The koruna rebounded from trading close to its weakest level in six months as better-than-expected retail sales data eased pressure on the Czech central bank to sell the currency.
The koruna snapped a three-day retreat as the statistics office in Prague said retail sales fell 5.1 percent in December from a year earlier, beating the median estimate. Sales adjusted for the number of working days slid 0.4 percent.
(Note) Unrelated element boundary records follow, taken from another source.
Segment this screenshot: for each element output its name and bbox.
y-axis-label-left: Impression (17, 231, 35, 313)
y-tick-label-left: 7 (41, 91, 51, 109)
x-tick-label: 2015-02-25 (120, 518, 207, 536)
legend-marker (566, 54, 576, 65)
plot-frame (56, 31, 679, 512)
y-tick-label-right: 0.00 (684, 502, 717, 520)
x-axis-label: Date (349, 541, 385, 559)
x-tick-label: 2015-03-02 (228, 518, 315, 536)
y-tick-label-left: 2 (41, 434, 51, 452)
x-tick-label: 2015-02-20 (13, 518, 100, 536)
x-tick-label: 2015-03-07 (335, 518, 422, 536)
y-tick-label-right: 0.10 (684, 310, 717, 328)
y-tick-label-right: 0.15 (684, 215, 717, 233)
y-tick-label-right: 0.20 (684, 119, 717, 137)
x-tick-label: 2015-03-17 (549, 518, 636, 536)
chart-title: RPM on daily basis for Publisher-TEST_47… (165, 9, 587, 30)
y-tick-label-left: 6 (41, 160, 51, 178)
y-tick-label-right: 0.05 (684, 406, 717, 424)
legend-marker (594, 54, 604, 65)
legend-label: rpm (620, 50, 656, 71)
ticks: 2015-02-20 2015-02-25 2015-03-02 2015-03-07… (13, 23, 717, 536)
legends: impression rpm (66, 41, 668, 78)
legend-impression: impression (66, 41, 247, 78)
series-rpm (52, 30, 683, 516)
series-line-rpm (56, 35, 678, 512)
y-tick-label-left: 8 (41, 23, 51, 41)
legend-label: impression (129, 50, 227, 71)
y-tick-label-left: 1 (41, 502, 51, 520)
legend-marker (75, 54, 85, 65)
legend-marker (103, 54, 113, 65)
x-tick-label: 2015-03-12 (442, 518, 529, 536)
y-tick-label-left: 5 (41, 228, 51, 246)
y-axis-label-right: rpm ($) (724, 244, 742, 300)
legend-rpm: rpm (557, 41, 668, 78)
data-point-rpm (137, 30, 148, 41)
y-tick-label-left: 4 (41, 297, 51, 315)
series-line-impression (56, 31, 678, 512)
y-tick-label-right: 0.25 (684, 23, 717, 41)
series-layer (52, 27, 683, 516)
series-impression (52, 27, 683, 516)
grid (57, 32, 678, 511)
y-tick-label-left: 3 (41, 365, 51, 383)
Czech monetary policy makers, scheduled to meet tomorrow, cut the main interest rate three times last year and said weakening the currency may be the next move to stem the country’s recession.
“From the central bank’s perspective, today’s figure should be cautiously optimistic” as it signals “the worst is over as far as household consumption is concerned,” Martin Lobotka, an economist at Ceska Sporitelna AS in Prague, wrote in a report to clients. “If we add the questionable efficacy of proposed interventions against the koruna, we don’t think the Czech National Bank should launch them tomorrow.”
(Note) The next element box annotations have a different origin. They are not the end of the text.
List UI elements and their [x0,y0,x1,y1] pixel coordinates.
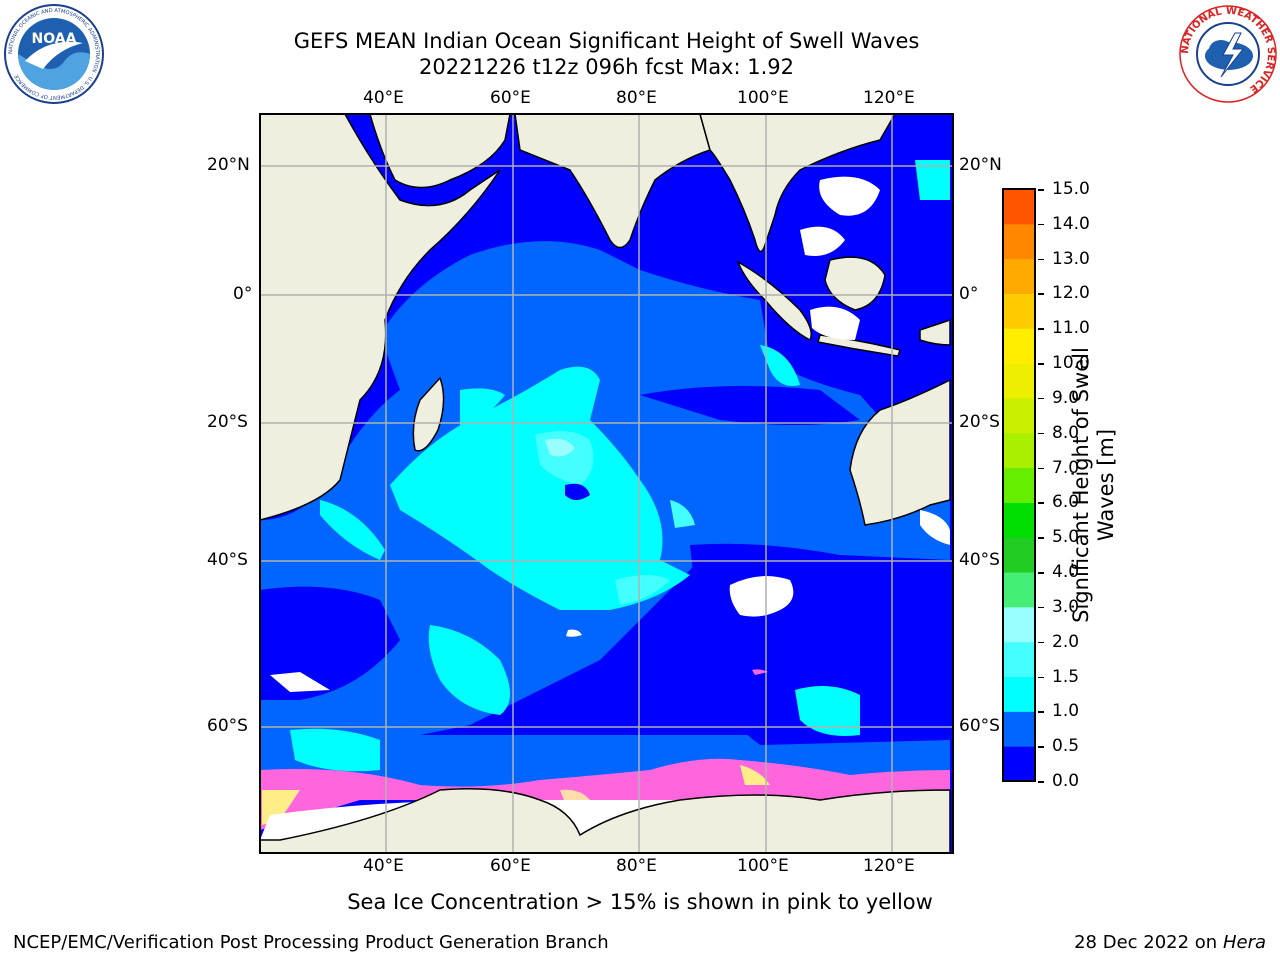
graticule [260,114,953,853]
colorbar-segment [1003,537,1035,573]
colorbar-tick-label: 0.5 [1052,736,1080,757]
lon-label-top: 60°E [490,88,531,108]
colorbar-tick-mark [1038,328,1044,330]
colorbar-tick-label: 11.0 [1052,318,1090,339]
colorbar-segment [1003,432,1035,469]
madagascar-land [412,376,445,452]
colorbar-tick-mark [1038,641,1044,644]
antarctica-land [260,788,951,853]
lon-label-bottom: 120°E [863,856,915,876]
africa-land [260,114,501,521]
lon-label-top: 40°E [363,88,404,108]
colorbar-tick-label: 14.0 [1052,213,1090,234]
colorbar-tick-label: 10.0 [1052,353,1090,374]
colorbar-tick-mark [1038,258,1044,261]
colorbar-tick-mark [1038,711,1044,713]
lon-label-top: 80°E [616,88,657,108]
lat-label-left: 40°S [207,550,248,570]
footer-credit: NCEP/EMC/Verification Post Processing Pr… [13,932,609,953]
lon-label-top: 100°E [737,88,789,108]
lat-label-right: 60°S [959,716,1000,736]
lat-label-left: 20°S [207,412,248,432]
colorbar-tick-mark [1038,537,1044,539]
lat-label-right: 40°S [959,550,1000,570]
colorbar-tick-label: 4.0 [1052,562,1080,583]
lon-label-bottom: 40°E [363,856,404,876]
india-land [514,114,711,249]
colorbar-segment [1003,328,1035,364]
colorbar-tick-mark [1038,606,1044,609]
colorbar-tick-label: 7.0 [1052,457,1080,478]
colorbar-tick-label: 15.0 [1052,179,1090,199]
colorbar-tick-mark [1038,223,1044,226]
chart-title: GEFS MEAN Indian Ocean Significant Heigh… [293,29,920,53]
colorbar-tick-label: 2.0 [1052,631,1080,652]
colorbar-tick-mark [1038,572,1044,574]
colorbar-ticks: 15.0 14.0 13.0 12.0 11.0 10.0 9.0 8.0 7.0 6.0 5.0 4… [1038,178,1112,798]
colorbar-tick-mark [1038,363,1044,365]
colorbar-tick-mark [1038,502,1044,504]
colorbar-tick-mark [1038,746,1044,748]
arabia-land [369,114,511,189]
colorbar-segment [1003,502,1035,538]
lon-label-bottom: 60°E [490,856,531,876]
lon-label-bottom: 80°E [616,856,657,876]
noaa-logo-text: NOAA [32,31,77,47]
nws-logo: NATIONAL WEATHER SERVICE [1179,5,1277,103]
colorbar-segment [1003,467,1035,503]
colorbar-tick-label: 0.0 [1052,771,1080,791]
colorbar-tick-mark [1038,467,1044,470]
lon-label-bottom: 100°E [737,856,789,876]
colorbar-tick-label: 8.0 [1052,422,1080,443]
colorbar-tick-label: 12.0 [1052,283,1090,304]
lat-label-right: 0° [959,284,979,304]
colorbar-tick-mark [1038,293,1044,295]
colorbar-tick-label: 5.0 [1052,527,1080,548]
colorbar-tick-label: 3.0 [1052,596,1080,617]
colorbar-segment [1003,397,1035,434]
colorbar-tick-label: 6.0 [1052,492,1080,513]
colorbar [1002,188,1036,782]
lat-label-right: 20°S [959,412,1000,432]
footer-date: 28 Dec 2022 on Hera [1074,932,1266,953]
sea-ice-zone [260,758,950,830]
colorbar-segment [1003,572,1035,608]
lat-label-left: 0° [233,284,253,304]
colorbar-tick-mark [1038,397,1044,400]
colorbar-segment [1003,746,1035,782]
colorbar-tick-label: 9.0 [1052,387,1080,408]
colorbar-segment [1003,258,1035,294]
sumatra-land [736,260,812,342]
map-frame [259,113,954,854]
colorbar-segment [1003,606,1035,643]
colorbar-tick-mark [1038,676,1044,679]
colorbar-tick-mark [1038,189,1044,191]
australia-land [849,378,951,526]
colorbar-label: Significant Height of Swell Waves [m] [1069,347,1118,623]
colorbar-tick-label: 13.0 [1052,248,1090,269]
noaa-logo: NOAA NATIONAL OCEANIC AND ATMOSPHERIC AD… [4,4,104,104]
colorbar-segment [1003,363,1035,399]
lon-label-top: 120°E [863,88,915,108]
chart-subtitle: 20221226 t12z 096h fcst Max: 1.92 [419,55,794,79]
colorbar-segment [1003,293,1035,329]
colorbar-segment [1003,189,1035,225]
lat-label-left: 20°N [207,155,250,175]
colorbar-segment [1003,641,1035,678]
sea-ice-note: Sea Ice Concentration > 15% is shown in … [347,890,933,914]
colorbar-segment [1003,711,1035,747]
colorbar-tick-label: 1.5 [1052,666,1080,687]
southeast-asia-land [699,114,896,253]
lat-label-left: 60°S [207,716,248,736]
colorbar-segment [1003,223,1035,260]
colorbar-tick-mark [1038,781,1044,783]
colorbar-tick-label: 1.0 [1052,701,1080,722]
colorbar-tick-mark [1038,432,1044,435]
lat-label-right: 20°N [959,155,1002,175]
colorbar-segment [1003,676,1035,712]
The Czech currency gained 0.2 percent to 25.643 per euro by 3:24 p.m. in Prague, snapping a 0.3 percent retreat in the previous three sessions. Yields on the government’s five-year koruna bonds rose two basis point, or 0.02 percentage point, to 0.91 percent, generic indexes compiled by Bloomberg show.
The median estimate of 11 economists in a Bloomberg survey was for a 5.7 percent drop in sales.
The central bank reduced the interest rate to 0.05 percent last year.
The koruna is still down 2.2 percent this year and 4.3 percent since Sept. 17, a day before Governor Miroslav Singer first signaled the possibility of a market intervention. The CNB last stepped into the market to weaken the koruna more than 10 years ago, buying $438 million and 444 million euros ($600 million) in September 2002, according to data on its website.
Ceska Sporitelna recommended buying the koruna a week ago, saying the slump was overdone and the central bank would not intervene at levels between 25 and 26 per euro. The Czech currency could appreciate to 25.30 per euro in three months, the unit of Erste Group Bank AG said in the Jan 28 report.
The CNB is likely to say after tomorrow’s meeting that its outlook on the economy has worsened and may signal it’s in favor of selling the currency, Stanislava Pravdova, an analyst at Danske Bank A/S in Copenhagen, wrote in a Jan. 31 report.
“We do not think better retail sales should give the CNB sufficient cause to bring a halt to monetary-policy easing,” Jaromir Sindel, a Prague-based economist at Citigroup Inc., wrote in a report to clients today.